The Southwest Virginia Regional Jail Authority violated a nonprofit’s due process rights when it blocked prisoners from accessing books and magazines the nonprofit sent them, Judge James P. Jones ruled in the U.S. District Court in Abingdon last week.
The Human Rights Defense Center, a prisoners’ rights organization, regularly distributes reading material to inmates, covering legal news, current events and inmates’ rights. Over a million copies of its monthly magazines have been delivered to inmates since its founding in 1990.
Although the jail allowed books and other publications to be collected in a common reading room, from which prisoners could request up to two books at a time, the jail authority adopted a new policy in 2016 that banned any books or publications from being delivered without case-by-case preapproval. Prisoners would be required to submit requests for each new magazine.
According to the suit, the authority returned hundreds of magazine issues to the HRDC without clearly stating their policy on why they were being rejected.
Jones found in his ruling that while the jail authority could reasonably ban certain materials from inmates, the policies that prevented prisoners from accessing the HRDC publications were “inconsistently communicated and applied” and that alternate means of delivery would place an undue burden on the HRDC.
The jail authority justified banning most of the publications due to safety concerns, arguing that the staples and glue that make up the Human Rights Defense Center’s publications could endanger the safety of guards or prisoners, posing possible fire hazards or providing materials used for drug or weapon smuggling.

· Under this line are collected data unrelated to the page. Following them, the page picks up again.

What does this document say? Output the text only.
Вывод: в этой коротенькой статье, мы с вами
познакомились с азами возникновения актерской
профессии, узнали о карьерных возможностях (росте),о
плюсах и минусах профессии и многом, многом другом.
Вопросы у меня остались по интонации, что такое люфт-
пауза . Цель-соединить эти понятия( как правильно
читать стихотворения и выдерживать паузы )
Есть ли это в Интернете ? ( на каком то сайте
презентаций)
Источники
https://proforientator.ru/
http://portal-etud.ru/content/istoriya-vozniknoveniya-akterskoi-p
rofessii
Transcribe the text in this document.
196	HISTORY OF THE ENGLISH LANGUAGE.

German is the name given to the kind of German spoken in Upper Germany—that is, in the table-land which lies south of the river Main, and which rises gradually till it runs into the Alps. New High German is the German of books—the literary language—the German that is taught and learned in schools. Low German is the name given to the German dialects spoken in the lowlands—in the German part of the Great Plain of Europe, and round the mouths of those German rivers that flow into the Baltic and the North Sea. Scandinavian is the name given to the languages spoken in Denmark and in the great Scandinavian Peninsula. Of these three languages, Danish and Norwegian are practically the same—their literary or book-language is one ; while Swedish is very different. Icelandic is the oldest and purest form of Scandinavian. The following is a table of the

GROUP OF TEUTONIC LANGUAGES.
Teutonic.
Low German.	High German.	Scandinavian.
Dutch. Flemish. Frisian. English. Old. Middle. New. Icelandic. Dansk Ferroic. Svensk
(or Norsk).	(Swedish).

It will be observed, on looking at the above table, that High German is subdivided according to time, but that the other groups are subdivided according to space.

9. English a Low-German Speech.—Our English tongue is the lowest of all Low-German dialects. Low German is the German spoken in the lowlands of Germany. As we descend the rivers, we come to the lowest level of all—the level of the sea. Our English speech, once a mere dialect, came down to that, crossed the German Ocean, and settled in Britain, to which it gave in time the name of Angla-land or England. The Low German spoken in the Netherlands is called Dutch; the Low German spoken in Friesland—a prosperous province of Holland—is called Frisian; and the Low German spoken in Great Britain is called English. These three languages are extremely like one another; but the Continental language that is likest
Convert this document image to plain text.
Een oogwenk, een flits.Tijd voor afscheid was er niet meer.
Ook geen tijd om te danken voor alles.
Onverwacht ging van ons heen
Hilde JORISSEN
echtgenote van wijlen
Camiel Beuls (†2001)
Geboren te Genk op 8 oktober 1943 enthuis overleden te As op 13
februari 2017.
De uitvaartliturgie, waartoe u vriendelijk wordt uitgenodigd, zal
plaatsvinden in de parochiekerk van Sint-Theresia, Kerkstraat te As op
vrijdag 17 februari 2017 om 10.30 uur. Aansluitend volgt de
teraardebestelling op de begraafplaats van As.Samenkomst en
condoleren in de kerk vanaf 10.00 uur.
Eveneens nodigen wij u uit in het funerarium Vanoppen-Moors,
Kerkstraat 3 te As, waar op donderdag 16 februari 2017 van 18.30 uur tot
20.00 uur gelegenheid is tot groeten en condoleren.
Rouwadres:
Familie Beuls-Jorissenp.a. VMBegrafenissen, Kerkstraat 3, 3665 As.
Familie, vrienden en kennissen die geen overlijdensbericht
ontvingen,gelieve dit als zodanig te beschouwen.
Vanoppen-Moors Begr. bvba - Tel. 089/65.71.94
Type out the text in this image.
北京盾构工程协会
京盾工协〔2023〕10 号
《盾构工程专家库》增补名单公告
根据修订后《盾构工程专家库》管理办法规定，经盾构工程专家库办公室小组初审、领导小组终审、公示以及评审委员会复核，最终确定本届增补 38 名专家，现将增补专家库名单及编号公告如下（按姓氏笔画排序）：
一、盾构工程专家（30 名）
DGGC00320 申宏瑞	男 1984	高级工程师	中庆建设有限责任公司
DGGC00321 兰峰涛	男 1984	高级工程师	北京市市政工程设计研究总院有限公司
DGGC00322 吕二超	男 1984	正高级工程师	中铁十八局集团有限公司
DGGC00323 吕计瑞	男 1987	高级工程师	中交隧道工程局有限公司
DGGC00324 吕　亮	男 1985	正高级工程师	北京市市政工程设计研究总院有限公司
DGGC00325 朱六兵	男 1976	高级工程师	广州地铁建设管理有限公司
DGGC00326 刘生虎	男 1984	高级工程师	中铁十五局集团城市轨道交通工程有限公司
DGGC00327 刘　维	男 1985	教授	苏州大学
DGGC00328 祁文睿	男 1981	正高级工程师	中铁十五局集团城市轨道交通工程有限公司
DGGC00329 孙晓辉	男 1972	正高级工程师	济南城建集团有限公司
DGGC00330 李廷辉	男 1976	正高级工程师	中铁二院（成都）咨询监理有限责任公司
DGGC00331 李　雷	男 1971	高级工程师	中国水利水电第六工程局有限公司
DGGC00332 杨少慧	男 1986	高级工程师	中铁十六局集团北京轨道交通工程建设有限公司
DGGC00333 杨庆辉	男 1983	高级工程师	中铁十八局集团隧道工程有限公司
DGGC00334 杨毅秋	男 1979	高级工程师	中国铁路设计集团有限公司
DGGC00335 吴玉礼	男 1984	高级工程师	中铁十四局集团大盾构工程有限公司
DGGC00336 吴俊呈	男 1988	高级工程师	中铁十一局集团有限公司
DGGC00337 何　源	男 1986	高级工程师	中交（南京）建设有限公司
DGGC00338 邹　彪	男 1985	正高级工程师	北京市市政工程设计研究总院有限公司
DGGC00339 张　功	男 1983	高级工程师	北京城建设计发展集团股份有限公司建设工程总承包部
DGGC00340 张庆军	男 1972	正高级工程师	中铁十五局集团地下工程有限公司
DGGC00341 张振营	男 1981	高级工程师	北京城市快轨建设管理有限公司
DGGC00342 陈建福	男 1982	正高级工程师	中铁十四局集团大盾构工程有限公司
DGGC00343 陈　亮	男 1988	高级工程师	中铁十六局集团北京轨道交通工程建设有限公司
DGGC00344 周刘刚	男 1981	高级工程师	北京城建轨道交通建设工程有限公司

Jones said the jail authority lacked strong evidence to prove that their preapproval policy would actually diminish the cited safety risks, and the lack of a written policy made the system too open to abuse.
“Such a policy,” Jones wrote, “invites arbitrary decisions that are driven by individual officials’ biases and do not bear a rational relationship to legitimate penological interests.”
The authority’s inability to clearly communicate with HRDC was also a violation of their rights to publish material for prisoners, said Jones.
The case will proceed to a jury trial to decide damages in the suit. The HRDC is seeking relief to cover attorney fees.